Q: We recently hired someone to do our floors and now a problem has come up and his phone is disconnected! Here is what he did: 1) Sanded floors with a large sander. 2) Stained floors with a roller (similar to painting walls), never wiped up with a rag. He said when u roll it on you don’t need to. 3) Applied 5 coats of polyurethane, 2 low gloss, and 3 high gloss, he said it was better with kids and pets.
We stayed out of the room for 3 days, then we wore socks. Day 5 we put furniture back. Day 8 we started using shoes. Day 10 we let our dog back. That’s when the trouble started. Every time he moved he peeled the floor. It looks like a scratch, but it’s more like an air bubble where his paws touched, and then it chips away. Now looking closely we see that look on a lot of the seems between two boards. What do we do? We can’t afford to hire someone else.
A: It sounds like this was a fly by night kind of guy who didn’t really know what he was doing. It is always wise to apply the stain in sections and then go back and remove any excess with a clean cloth. It is not paint after all and you don’t want a stain film sitting on the floor surface which might impede finish adhesion to the wood. Stain with excess not removed followed by 5 coats of polyurethane? This is far too much and will take a long time to fully cure or harden. Did he even screen or sand between coats? This is necessary to assure adhesion of the successive finish coats. If you can’t afford to have this floor done over you will have to live with it until you can I’m afraid.

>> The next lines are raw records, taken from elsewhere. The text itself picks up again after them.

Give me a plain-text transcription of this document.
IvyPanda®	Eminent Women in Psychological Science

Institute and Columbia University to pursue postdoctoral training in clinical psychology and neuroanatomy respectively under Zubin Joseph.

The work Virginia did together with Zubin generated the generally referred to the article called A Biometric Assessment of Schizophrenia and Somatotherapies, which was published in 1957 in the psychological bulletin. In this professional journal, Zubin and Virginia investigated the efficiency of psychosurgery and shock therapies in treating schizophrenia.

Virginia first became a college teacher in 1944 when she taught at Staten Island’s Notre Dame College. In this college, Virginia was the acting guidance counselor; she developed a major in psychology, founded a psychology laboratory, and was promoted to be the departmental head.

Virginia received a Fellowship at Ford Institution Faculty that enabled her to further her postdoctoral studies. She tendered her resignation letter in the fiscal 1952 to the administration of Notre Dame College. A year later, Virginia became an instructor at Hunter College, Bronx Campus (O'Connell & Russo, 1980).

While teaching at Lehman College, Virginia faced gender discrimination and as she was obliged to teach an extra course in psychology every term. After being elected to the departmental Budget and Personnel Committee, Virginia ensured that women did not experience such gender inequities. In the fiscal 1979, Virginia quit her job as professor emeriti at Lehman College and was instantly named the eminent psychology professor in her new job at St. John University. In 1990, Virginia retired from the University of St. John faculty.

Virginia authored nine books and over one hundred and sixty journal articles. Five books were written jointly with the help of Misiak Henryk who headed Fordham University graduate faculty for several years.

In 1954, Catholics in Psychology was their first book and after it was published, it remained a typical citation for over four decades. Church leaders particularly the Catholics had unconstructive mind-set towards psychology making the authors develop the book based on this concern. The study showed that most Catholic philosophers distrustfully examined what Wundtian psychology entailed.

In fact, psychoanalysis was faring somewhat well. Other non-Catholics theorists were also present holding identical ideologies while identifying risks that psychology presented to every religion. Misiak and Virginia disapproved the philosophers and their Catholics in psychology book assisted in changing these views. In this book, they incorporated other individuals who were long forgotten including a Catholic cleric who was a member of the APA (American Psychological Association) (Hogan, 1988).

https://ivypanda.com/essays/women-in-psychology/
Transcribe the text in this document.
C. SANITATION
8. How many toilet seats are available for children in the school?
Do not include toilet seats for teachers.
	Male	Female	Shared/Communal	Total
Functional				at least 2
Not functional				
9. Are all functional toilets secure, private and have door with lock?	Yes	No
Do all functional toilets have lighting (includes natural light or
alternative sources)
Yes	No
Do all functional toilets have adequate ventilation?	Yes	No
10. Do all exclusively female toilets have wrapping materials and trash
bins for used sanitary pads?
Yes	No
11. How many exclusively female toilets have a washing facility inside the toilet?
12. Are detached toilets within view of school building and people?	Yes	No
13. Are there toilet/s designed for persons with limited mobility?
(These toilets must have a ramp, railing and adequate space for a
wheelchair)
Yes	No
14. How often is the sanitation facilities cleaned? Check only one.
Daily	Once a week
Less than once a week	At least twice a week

Follow-up Q: He did a light sanding after one coat, ugh, I knew we should have waited! A friend of mine said they have a floor buffer that could use light sandpaper and we could scratch the poly off, but I’m afraid that won’t work. Thank you.
A: Floor guys usually use screen discs which come in various grits. I would use anywhere from 180 to 150 grit. It is probably best to give this finish at least a month to harden. And the edges should be sanded with fine sandpaper. I use 120 grit.